Taking shots at Windows 8’s new picture password

Blah, blah, blah.

I was reading in a short article on Network World that the father of two-factor authentication, Kenneth Weiss, doesn’t think that Windows 8’s new picture password is any good.

"I think it's cute," says Kenneth Weiss, who now runs a three-factor authentication business called Universal Secure Registry.  "I don't think it's serious security."

The major downside of the picture password is that drawing a finger across a photo on a touch screen is easy to video record from a distance - making it relatively easy to compromise, he says. Designers of alpha-numeric passwords recognize this danger and have responded to it by having password characters appear as dots on the screen so the password can't be copied down.

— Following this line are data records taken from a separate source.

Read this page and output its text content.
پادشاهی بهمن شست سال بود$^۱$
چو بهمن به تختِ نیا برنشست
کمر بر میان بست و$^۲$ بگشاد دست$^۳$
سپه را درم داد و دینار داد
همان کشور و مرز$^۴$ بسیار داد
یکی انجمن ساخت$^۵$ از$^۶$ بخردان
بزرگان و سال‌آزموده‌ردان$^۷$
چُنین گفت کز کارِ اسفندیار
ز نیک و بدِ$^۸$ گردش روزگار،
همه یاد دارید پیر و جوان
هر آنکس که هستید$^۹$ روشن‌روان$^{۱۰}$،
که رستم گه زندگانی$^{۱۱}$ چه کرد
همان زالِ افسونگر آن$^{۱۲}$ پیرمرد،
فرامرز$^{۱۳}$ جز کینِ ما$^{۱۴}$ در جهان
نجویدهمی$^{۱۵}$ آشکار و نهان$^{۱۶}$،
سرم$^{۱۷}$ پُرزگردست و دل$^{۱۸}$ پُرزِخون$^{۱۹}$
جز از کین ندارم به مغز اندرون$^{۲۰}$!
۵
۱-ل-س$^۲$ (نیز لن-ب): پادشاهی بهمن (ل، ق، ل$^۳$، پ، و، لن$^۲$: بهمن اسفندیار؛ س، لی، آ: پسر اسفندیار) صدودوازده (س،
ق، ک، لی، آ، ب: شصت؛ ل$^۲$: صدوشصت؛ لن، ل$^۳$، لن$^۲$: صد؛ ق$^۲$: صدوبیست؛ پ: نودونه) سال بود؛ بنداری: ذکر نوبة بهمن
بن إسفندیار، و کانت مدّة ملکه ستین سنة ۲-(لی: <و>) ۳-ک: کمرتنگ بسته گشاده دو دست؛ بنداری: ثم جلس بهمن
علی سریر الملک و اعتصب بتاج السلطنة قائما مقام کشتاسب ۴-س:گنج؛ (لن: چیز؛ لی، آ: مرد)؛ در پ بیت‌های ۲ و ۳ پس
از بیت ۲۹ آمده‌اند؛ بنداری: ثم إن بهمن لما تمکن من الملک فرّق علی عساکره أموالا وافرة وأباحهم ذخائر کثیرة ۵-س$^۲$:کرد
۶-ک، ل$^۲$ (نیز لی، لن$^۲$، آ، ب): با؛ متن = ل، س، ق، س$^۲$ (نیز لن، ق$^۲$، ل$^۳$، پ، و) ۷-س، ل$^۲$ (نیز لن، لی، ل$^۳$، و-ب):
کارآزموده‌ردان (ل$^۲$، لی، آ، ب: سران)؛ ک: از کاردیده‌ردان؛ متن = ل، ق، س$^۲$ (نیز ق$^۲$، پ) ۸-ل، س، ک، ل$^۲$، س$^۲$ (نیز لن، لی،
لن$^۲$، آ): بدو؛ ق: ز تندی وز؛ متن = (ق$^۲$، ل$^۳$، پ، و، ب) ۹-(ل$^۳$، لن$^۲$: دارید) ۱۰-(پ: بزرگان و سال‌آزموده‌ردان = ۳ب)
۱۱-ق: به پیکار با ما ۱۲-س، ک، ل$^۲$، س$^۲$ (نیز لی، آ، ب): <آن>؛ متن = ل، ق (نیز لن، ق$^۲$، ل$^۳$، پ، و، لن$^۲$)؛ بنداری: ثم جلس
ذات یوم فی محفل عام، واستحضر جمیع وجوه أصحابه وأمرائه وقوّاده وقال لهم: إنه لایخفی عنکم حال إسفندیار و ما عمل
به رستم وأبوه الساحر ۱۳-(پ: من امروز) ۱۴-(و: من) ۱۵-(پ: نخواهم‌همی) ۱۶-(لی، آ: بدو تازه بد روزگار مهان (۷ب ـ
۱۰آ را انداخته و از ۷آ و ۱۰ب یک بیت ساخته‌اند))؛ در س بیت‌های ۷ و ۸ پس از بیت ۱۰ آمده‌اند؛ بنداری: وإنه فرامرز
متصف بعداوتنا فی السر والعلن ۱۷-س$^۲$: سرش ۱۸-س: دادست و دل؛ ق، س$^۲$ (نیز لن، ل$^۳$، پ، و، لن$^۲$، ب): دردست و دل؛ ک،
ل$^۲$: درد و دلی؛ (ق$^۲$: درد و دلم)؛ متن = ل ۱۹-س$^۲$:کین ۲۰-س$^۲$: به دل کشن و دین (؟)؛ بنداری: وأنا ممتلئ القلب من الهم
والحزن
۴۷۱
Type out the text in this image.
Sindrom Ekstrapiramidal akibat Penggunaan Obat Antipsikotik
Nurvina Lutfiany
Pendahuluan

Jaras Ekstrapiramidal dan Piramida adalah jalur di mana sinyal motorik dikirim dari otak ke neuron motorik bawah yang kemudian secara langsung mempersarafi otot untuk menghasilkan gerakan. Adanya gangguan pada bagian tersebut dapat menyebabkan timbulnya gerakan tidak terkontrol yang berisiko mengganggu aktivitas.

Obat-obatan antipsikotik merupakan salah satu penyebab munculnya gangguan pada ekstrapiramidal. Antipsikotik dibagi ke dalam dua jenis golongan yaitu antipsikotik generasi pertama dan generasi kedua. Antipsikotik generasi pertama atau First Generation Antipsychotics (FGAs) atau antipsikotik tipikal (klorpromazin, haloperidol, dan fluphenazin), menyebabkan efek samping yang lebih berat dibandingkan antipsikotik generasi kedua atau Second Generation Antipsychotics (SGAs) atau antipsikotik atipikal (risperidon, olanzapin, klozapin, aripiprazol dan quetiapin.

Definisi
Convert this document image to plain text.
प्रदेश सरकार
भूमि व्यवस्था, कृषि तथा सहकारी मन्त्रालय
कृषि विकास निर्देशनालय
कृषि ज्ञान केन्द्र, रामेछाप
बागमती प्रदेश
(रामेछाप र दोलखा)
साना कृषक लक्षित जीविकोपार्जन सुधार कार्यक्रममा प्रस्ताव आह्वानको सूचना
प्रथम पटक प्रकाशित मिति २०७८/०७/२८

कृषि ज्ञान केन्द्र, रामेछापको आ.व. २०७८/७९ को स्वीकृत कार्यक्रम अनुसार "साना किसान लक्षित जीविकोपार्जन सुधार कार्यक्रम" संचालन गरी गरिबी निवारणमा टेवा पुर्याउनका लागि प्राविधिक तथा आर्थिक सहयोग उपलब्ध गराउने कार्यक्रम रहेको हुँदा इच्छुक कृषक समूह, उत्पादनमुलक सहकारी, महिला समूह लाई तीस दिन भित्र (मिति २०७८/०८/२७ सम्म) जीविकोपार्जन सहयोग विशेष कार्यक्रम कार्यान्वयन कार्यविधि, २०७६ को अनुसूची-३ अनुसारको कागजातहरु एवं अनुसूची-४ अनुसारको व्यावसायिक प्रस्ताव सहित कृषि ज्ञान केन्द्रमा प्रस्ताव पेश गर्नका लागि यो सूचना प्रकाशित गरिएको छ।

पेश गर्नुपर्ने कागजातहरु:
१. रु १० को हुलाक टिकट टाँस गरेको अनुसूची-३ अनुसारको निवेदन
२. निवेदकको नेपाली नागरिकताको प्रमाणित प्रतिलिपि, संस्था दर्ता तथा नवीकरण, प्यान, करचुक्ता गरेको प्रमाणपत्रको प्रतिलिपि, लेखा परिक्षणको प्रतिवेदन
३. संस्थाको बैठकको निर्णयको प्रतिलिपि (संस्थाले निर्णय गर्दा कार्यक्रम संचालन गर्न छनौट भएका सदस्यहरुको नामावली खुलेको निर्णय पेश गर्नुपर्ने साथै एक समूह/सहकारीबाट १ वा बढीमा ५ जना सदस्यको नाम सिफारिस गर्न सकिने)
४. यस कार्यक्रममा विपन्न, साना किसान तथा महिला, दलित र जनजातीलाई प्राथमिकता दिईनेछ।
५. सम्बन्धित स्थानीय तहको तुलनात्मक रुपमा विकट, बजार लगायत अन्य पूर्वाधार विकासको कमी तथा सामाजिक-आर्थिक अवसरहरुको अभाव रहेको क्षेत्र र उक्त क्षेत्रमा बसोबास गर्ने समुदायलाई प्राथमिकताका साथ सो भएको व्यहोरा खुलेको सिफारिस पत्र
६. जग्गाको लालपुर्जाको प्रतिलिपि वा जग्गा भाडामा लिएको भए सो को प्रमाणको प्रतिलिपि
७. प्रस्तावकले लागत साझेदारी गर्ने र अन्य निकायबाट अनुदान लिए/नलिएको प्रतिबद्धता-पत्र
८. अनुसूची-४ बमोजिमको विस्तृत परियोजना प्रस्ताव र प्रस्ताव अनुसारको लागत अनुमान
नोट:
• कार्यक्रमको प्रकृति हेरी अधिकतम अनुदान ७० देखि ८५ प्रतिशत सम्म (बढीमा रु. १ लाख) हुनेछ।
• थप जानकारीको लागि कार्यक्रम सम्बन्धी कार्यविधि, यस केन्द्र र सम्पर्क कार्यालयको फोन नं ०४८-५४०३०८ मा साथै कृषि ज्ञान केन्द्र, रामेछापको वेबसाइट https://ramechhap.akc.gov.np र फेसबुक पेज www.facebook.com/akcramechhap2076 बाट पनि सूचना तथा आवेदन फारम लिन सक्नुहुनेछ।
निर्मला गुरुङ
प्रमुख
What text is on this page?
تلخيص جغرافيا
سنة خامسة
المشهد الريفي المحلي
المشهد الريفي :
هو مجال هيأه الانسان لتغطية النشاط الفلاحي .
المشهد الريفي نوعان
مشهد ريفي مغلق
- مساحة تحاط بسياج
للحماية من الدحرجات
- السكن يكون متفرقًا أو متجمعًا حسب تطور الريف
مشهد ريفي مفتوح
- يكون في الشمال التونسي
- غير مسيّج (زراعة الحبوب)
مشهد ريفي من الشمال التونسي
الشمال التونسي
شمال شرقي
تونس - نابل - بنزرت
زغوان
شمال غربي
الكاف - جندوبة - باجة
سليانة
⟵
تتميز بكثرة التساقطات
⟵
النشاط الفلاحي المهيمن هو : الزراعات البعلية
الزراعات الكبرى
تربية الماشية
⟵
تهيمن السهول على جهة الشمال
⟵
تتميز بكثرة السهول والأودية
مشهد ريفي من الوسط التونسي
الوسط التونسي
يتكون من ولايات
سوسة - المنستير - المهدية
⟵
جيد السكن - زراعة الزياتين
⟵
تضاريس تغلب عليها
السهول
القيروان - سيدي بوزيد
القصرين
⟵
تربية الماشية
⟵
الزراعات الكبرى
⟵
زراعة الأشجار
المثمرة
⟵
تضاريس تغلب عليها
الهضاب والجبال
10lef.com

Designers of Windows 8's picture login have made a traditional password an alternative, perhaps in acknowledgement of this shortcoming, he says.

Other problems include backing up the touch pattern that is the login. "To put down a description of the sequence is possible, but that's a lot of writing," he says.

All in all, "It's more like a Fisher-Price toy than a serious choice for secure computer access," he says.

If you’re unfamiliar with Windows 8’s new security feature and were too lazy to click the link above, basically what happens is that you are presented with a picture and you swerve your finger over it, pointing to various elements of the picture.  For example, if it is a picture of your family, you might highlight your mom, brother and sister in the same zipping pattern each time.  If it’s a picture of a sporting event, it might be of a puck going through the Toronto Maple Leafs’ goaltender’s legs.  And so forth.

What’s wrong with a picture password?

Well, somebody could be looking over your shoulder and memorize the pattern that you are swiveling, or record it from a distance, says Weiss.  That’s why password designers have dots instead of the actual numeric characters when you type in your password.

This criticism isn’t on the mark.

The fact is that even passwords are prone to memorization.  I was at Home Depot one time and I saw a lady open up the register, and I memorized the numeric sequence.  I sometimes watch people open up a door that is protected by a numeric keypad.

But doesn’t a password protect against that sort of thing?  Of course not.  If we’re worried about someone recording our hand gestures with a picture password, then we should also be worried about someone recording our finger keystrokes.  If I were to see a recording of someone entering in their password, and it had audio, I could probably figure out eventually what their password is.  It’s be blurry and hard to figure out if they are a fast typist, but I bet I could break enough of them to be taken seriously.

I don’t think anyone has solved the password problem.  Not even Weiss himself.  He’s the father of two factor authentication.  That worked so well that he started a company that does three factor authentication.  What’s next?  Four factor?  It’s a contest to see how long you can slow down users and make them annoyed at the piles of security that they have to wade through.

People in glass industries shouldn’t throw stones.